Lech nadział się na „Scyzoryki”

korzym Zaczęło się od czerwonej kartki i poprzeczki. Później Lech skutecznie się bronił, a Koronie choć zdarzało się brutalnie faulować – sędzia nie decydował się na wykluczenie któregoś z graczy gospodarzy. Po kilkudziesięciu próbach dośrodkowań w samej końcówce kielczanie wykonali ten manewr jak należy. I wywalczyli trzy punkty.

***

Korona Kielce – Lech Poznań 1:0

1-0 Gołębiewski 88′

Korona: Małkowski – Golański, Dejmek, Stano, Sylwestrzak – Sobolewski (90′ Trojanowski), Markovic, Kiełb (73′ Janota), Jovanovi , Pylypchuk – Korzym (60′ Gołębiewski). Trener Jose Rojo MARTIN.

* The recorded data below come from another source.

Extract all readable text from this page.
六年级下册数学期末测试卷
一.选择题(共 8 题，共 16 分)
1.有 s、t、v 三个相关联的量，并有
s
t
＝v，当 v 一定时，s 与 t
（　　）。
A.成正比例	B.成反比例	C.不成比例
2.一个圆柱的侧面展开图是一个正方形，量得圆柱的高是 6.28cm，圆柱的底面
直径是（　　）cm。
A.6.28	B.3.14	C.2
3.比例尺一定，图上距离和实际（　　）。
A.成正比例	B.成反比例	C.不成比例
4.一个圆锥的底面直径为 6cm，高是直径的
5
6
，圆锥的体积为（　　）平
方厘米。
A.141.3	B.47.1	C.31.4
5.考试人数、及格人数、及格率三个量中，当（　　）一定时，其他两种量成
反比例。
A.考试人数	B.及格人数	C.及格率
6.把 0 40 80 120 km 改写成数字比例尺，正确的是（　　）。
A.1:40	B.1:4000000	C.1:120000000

Lech: Gostomski – Możdżeń, Kamiński, Arboleda, Henriquez – Linetty, Murawski (21′ Douglas), Hamalainen, Injać (84′ Formella), Lovrencsics – Teodorczyk (60′ Ślusarski). Trener Mariusz RUMAK.

Żółte kartki: Jovanović, Pylypchuk.

Czerwona kartka: Kamiński.
Sędzia: Marcin Borski (Warszawa).
Widzów: 5 786

***

DELICJA. Akcja bramkowa Korony. Gospodarze męczyli dośrodkowania, przez cały mecz posyłając ich w pole karne Macieja Gostomskiego około 50. I w końcu, jedno z ostatnich zaowocowało bramką. Szybsza akcja, piłka na dojście i gol.

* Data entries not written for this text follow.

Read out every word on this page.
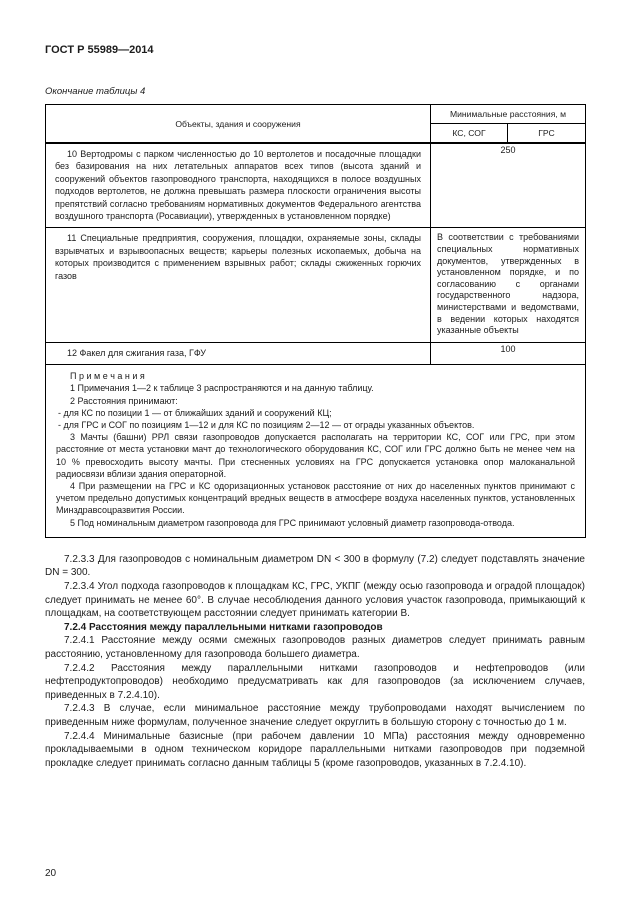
ГОСТ Р 55989—2014
Окончание таблицы 4
Объекты, здания и сооружения	Минимальные расстояния, м	
	КС, СОГ	ГРС
10 Вертодромы с парком численностью до 10 вертолетов и посадочные площадки без базирования на них летательных аппаратов всех типов (высота зданий и сооружений объектов газопроводного транспорта, находящихся в полосе воздушных подходов вертолетов, не должна превышать размера плоскости ограничения высоты препятствий согласно требованиям нормативных документов Федерального агентства воздушного транспорта (Росавиации), утвержденных в установленном порядке)	250	
11 Специальные предприятия, сооружения, площадки, охраняемые зоны, склады взрывчатых и взрывоопасных веществ; карьеры полезных ископаемых, добыча на которых производится с применением взрывных работ; склады сжиженных горючих газов	В соответствии с требованиями специальных нормативных документов, утвержденных в установленном порядке, и по согласованию с органами государственного надзора, министерствами и ведомствами, в ведении которых находятся указанные объекты
12 Факел для сжигания газа, ГФУ	100	

П р и м е ч а н и я
1 Примечания 1—2 к таблице 3 распространяются и на данную таблицу.
2 Расстояния принимают:
- для КС по позиции 1 — от ближайших зданий и сооружений КЦ;
- для ГРС и СОГ по позициям 1—12 и для КС по позициям 2—12 — от ограды указанных объектов.
3 Мачты (башни) РРЛ связи газопроводов допускается располагать на территории КС, СОГ или ГРС, при этом расстояние от места установки мачт до технологического оборудования КС, СОГ или ГРС должно быть не менее чем на 10 % превосходить высоту мачты. При стесненных условиях на ГРС допускается установка опор малоканальной радиосвязи вблизи здания операторной.
4 При размещении на ГРС и КС одоризационных установок расстояние от них до населенных пунктов принимают с учетом предельно допустимых концентраций вредных веществ в атмосфере воздуха населенных пунктов, установленных Минздравсоцразвития России.
5 Под номинальным диаметром газопровода для ГРС принимают условный диаметр газопровода-отвода.

7.2.3.3 Для газопроводов с номинальным диаметром DN < 300 в формулу (7.2) следует подставлять значение DN = 300.

7.2.3.4 Угол подхода газопроводов к площадкам КС, ГРС, УКПГ (между осью газопровода и оградой площадок) следует принимать не менее 60°. В случае несоблюдения данного условия участок газопровода, примыкающий к площадкам, на соответствующем расстоянии следует принимать категории В.

7.2.4 Расстояния между параллельными нитками газопроводов

7.2.4.1 Расстояние между осями смежных газопроводов разных диаметров следует принимать равным расстоянию, установленному для газопровода большего диаметра.

7.2.4.2 Расстояния между параллельными нитками газопроводов и нефтепроводов (или нефтепродуктопроводов) необходимо предусматривать как для газопроводов (за исключением случаев, приведенных в 7.2.4.10).

7.2.4.3 В случае, если минимальное расстояние между трубопроводами находят вычислением по приведенным ниже формулам, полученное значение следует округлить в большую сторону с точностью до 1 м.

7.2.4.4 Минимальные базисные (при рабочем давлении 10 МПа) расстояния между одновременно прокладываемыми в одном техническом коридоре параллельными нитками газопроводов при подземной прокладке следует принимать согласно данным таблицы 5 (кроме газопроводов, указанных в 7.2.4.10).

20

ZAKALEC. Gra Marcina Kamińskiego. W 8. minucie obrońca gości zachował się beznadziejnie. Chcąc podać futbolówkę Maciejowi Gostomskiemu… nie trafił w nią, w efekcie tracąc na rzecz Macieja Korzyma. Napastnik Korony wyprzedził Kamińskiego, który ratował się faulem na wychodzącym sam na sam z bramkarzem Lecha piłkarzu. Bezdyskusyjna czerwona kartka za faul, który był skutkiem juniorskiego błędu.

SMACZEK. Już dziś w Kielcach „Kolejorz” stawił się tylko w sześciu rezerwowych. W 8. minucie czerwoną kartkę obejrzał Kamiński, która wyklucza go z udziału w piątkowym spotkaniu z Wisłą. Niepewna jest również gra w tym meczu Rafała Murawskiego, który dziś opuścił boisko już w 22. minucie. Z powodu kontuzji. Z podobnego powodu boisko na kilka minut przed końcem zszedł Dimitrije Injać. Urazów w drużynie Lecha ciąg dalszy…

NASZA WRÓŻBA. Na tę chwilę Lech traci do lidera 7 punktów. Do „pudła” aż 4 „oczka”. Jeśli „Kolejorz” chce zimować w pierwszej trójce w piątek musi ograć Wisłę Kraków a i to nie zapewni spełnienia prognozy czarodzieja wróżbity Macieja. Pozytywny wynik w meczu z „Białą Gwiazdą” jest jednak bardzo możliwy, choć prorokować nie mamy zamiaru – w ekstraklasie z pełnym przekonaniem można jedynie przewidywać słaby poziom i brak jakości.